Ticker

6/recent/ticker-posts

[Review] Kim Ji-yeong, Lahir Tahun 1982


Judul: Kim Ji-yeong, Lahir Tahun 1982
Penulis: Cho Nam-joo
Alih bahasa: Iingliana
Editor: Juliana Tan
Penyelaras aksara: Mery Riansyah
Ilustrator: Bella Ansori
Tebal: 192 halaman
Terbit: 18 November 2019
Penerbit: Gramedia Pustaka Utama
ISBN: 978-602-06361-91
Keterangan: Femisisme, Terjemahan, Film


B L U R B


Kim Ji-yeong adalah anak perempuan yang terlahir dalam keluarga yang mengharapkan anak laki-laki, yang menjadi bulan-bulanan para guru pria di sekolah, dan yang disalahkan ayahnya ketika ia diganggu anak laki-laki dalam perjalanan pulang dari sekolah di malam hari.
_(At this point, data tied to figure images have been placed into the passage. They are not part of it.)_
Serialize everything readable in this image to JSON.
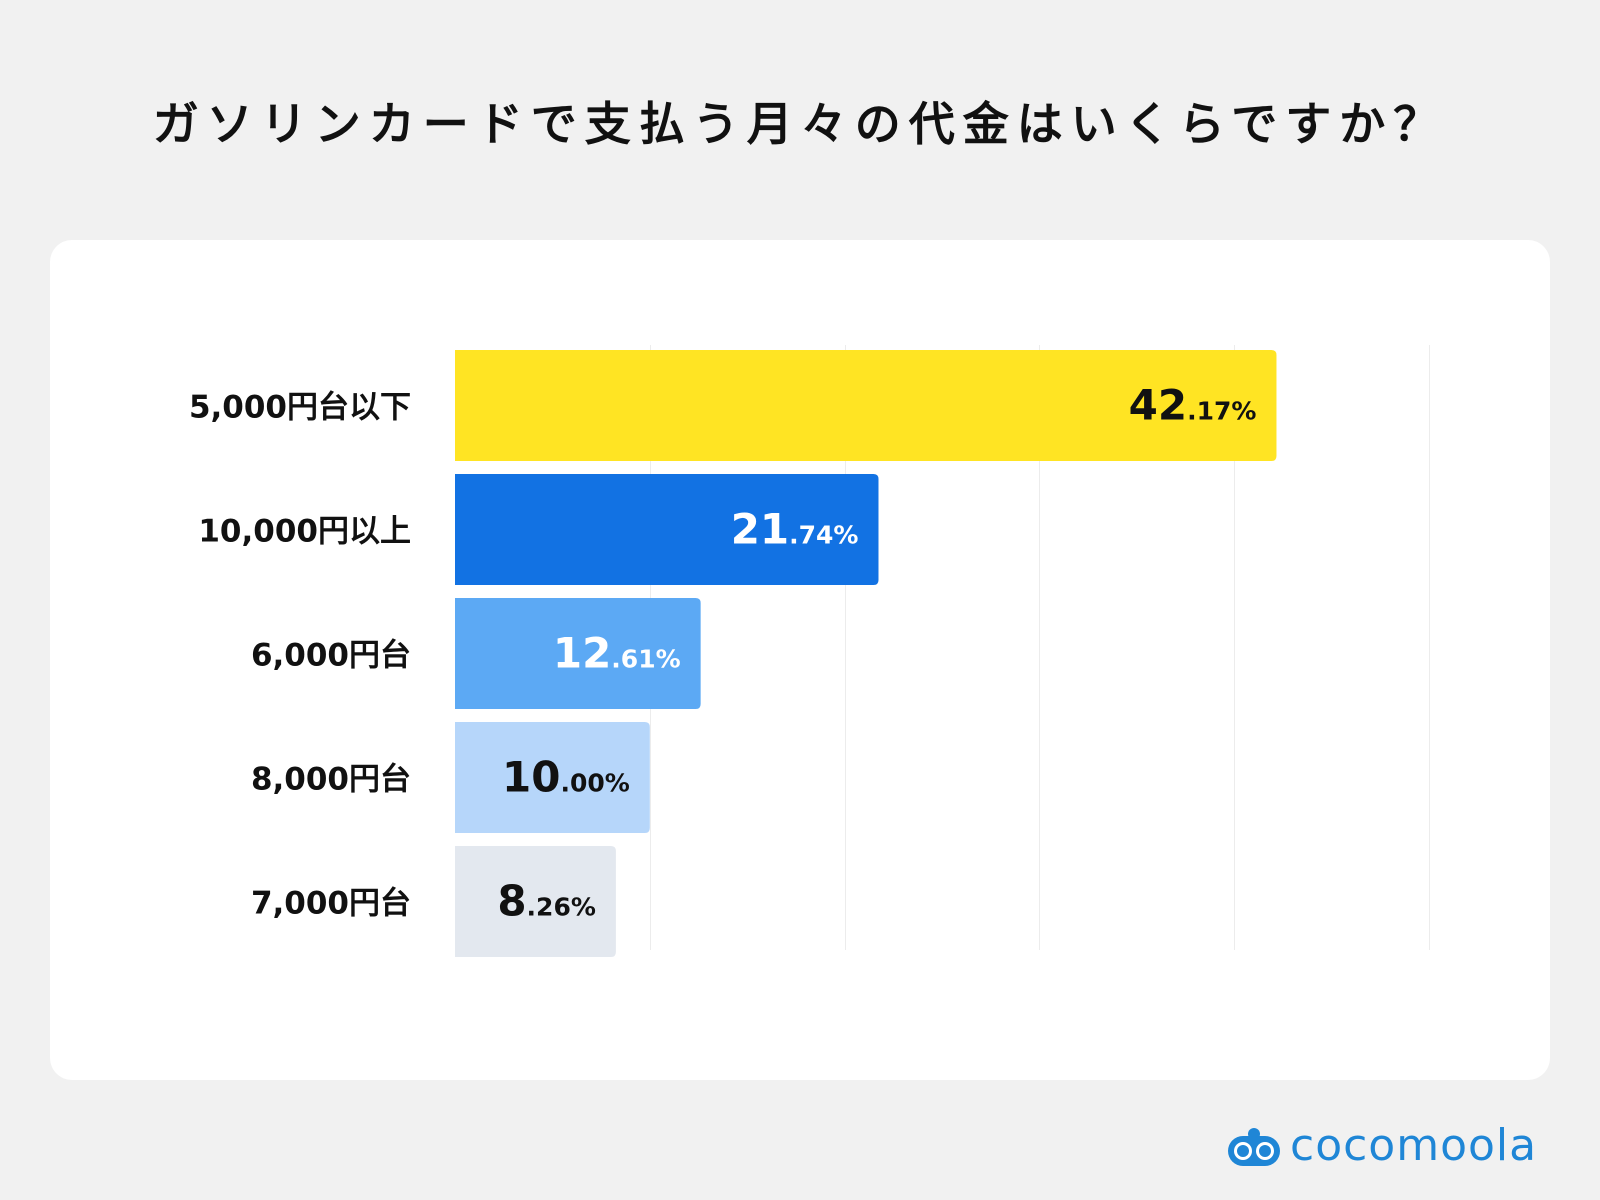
{
  "chart_data": {
    "type": "bar",
    "orientation": "horizontal",
    "title": "ガソリンカードで支払う月々の代金はいくらですか？",
    "xlim": [
      0,
      50
    ],
    "grid": true,
    "categories": [
      "5,000円台以下",
      "10,000円以上",
      "6,000円台",
      "8,000円台",
      "7,000円台"
    ],
    "values": [
      42.17,
      21.74,
      12.61,
      10.0,
      8.26
    ],
    "labels_int": [
      "42",
      "21",
      "12",
      "10",
      "8"
    ],
    "labels_dec": [
      ".17%",
      ".74%",
      ".61%",
      ".00%",
      ".26%"
    ],
    "colors": [
      "#FFE423",
      "#1272E3",
      "#5CA9F4",
      "#B6D6FA",
      "#E3E8EF"
    ],
    "label_colors": [
      "#111111",
      "#FFFFFF",
      "#FFFFFF",
      "#111111",
      "#111111"
    ]
  },
  "brand": {
    "name": "cocomoola",
    "icon": "cocomoola-logo-icon",
    "color": "#1F86D6"
  }
}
Kim Ji-yeong adalah mahasiswi yang tidak pernah direkomendasikan dosen untuk pekerjaan magang di perusahaan ternama, karyawan teladan yang tidak pernah mendapat promosi, dan istri yang melepaskan karier serta kebebasannya demi mengasuh anak.

Kim Ji-yeong mulai bertingkah aneh.

Kim Ji-yeong mulai mengalami depresi.

Kim Ji-yeong adalah sosok manusia yang memiliki jati dirinya sendiri.
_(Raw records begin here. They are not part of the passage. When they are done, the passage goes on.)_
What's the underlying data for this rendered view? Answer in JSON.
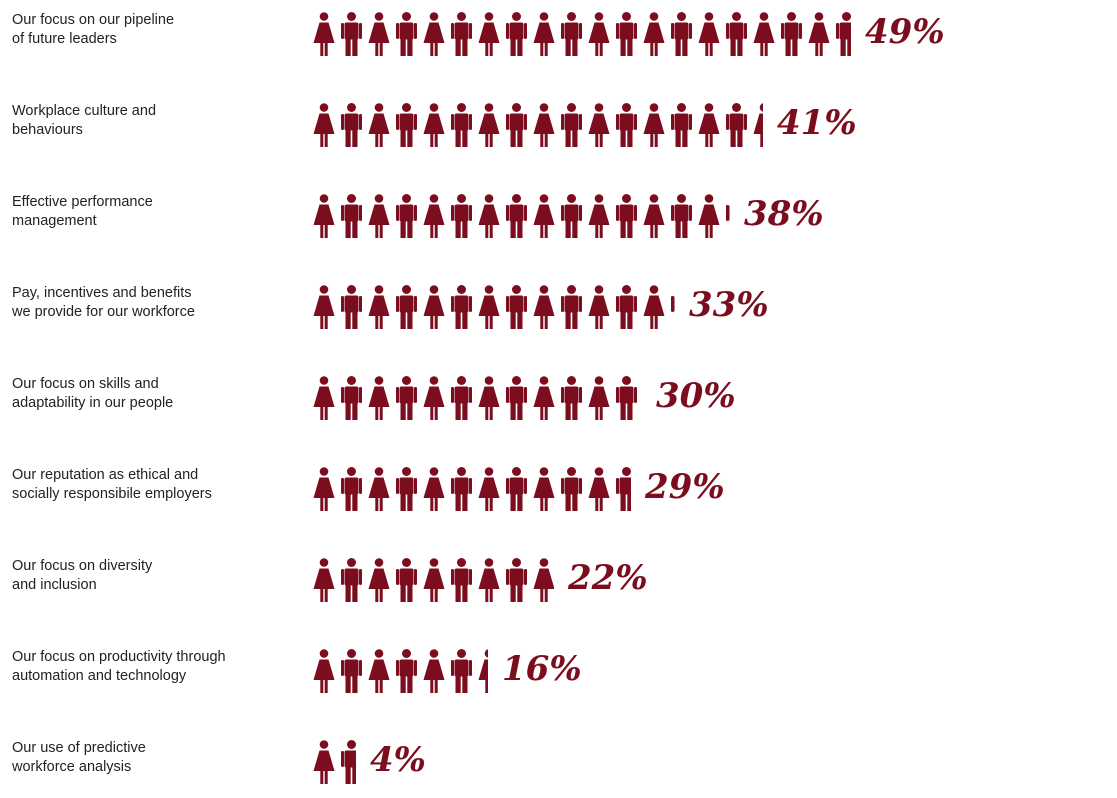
{
  "chart_data": {
    "type": "bar",
    "orientation": "horizontal",
    "encoding": "pictogram",
    "categories": [
      "Our focus on our pipeline\nof future leaders",
      "Workplace culture and\nbehaviours",
      "Effective performance\nmanagement",
      "Pay, incentives and benefits\nwe provide for our workforce",
      "Our focus on skills and\nadaptability in our people",
      "Our reputation as ethical and\nsocially responsibile employers",
      "Our focus on diversity\nand inclusion",
      "Our focus on productivity through\nautomation and technology",
      "Our use of predictive\nworkforce analysis"
    ],
    "values": [
      49,
      41,
      38,
      33,
      30,
      29,
      22,
      16,
      4
    ],
    "value_labels": [
      "49%",
      "41%",
      "38%",
      "33%",
      "30%",
      "29%",
      "22%",
      "16%",
      "4%"
    ],
    "unit": "%",
    "title": "",
    "xlabel": "",
    "ylabel": "",
    "legend": "none",
    "grid": false,
    "colors": {
      "icon": "#7b0d1e",
      "value_text": "#7b0d1e",
      "label_text": "#222222",
      "background": "#ffffff"
    },
    "icon_sequence": [
      "female-figure-icon",
      "male-figure-icon"
    ]
  }
}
Namun, Kim Ji-yeong adalah bagian dari semua perempuan di dunia.

Kim Ji-yeong, Lahir Tahun 1982 adalah novel sensasional dari Korea Selatan yang ramai dibicarakan di seluruh dunia. Kisah kehidupan seorang wanita muda yang terlahir di akhir abad ke-20 ini membangkitkan pertanyaan-pertanyaan tentang praktik misoginis dan penindasan institusional yang relevan bagi kita semua.

R E V I E W

Jika kita menyukai seseorang, bukankah kita seharusnya bersikap lebih ramah dan bersahabat? Itulah yang harus kita lakukan pada teman-teman kita, keluarga kita, bahkan anjing dan kucing kita. Itulah yang diketahui Kim Ji-yeong yang saat itu berusia delapan tahun. Gara-gara gangguan dari teman sebangkunya, Kim Ji-yeong selalu merasa tersiksa di sekolah. Ia sudah cukup merasa buruk akibat gangguan yang diterimanya selama ini, tetapi sekarang ia juga dianggap sebagai anak jahat yang salah paham tentang temannya. – hlm 39 
--- 
Kim Ji-yeong berumur 34 tahun. Ia menikah tiga tahun yang lalu dan melahirkan anak perempuannya tahun lalu. Ia tinggal di apartemen mewah seluas 80 meter persegi di pinggiran Seoul bersama suaminya, Jeong Dae-hyeon, dan putrinya, Jeong Ji-won. Jeong Dae-hyeon bekerja di perusahaan IT, sementara Kim Ji-yeong dulu bekerja di agensi humas berskala kecil sebelum putrinya lahir. -- hlm 9

Kim Ji-yeong mengalami keanehan yang membuatnya menjadi orang lain. Kim Ji-yeong tanpa sadar berbicara seperti wanita-wanita yang ia kenal. Kim Ji-yeong bisa berubah menjadi ibunya atau menjadi Cha Seung-yeon, temannya.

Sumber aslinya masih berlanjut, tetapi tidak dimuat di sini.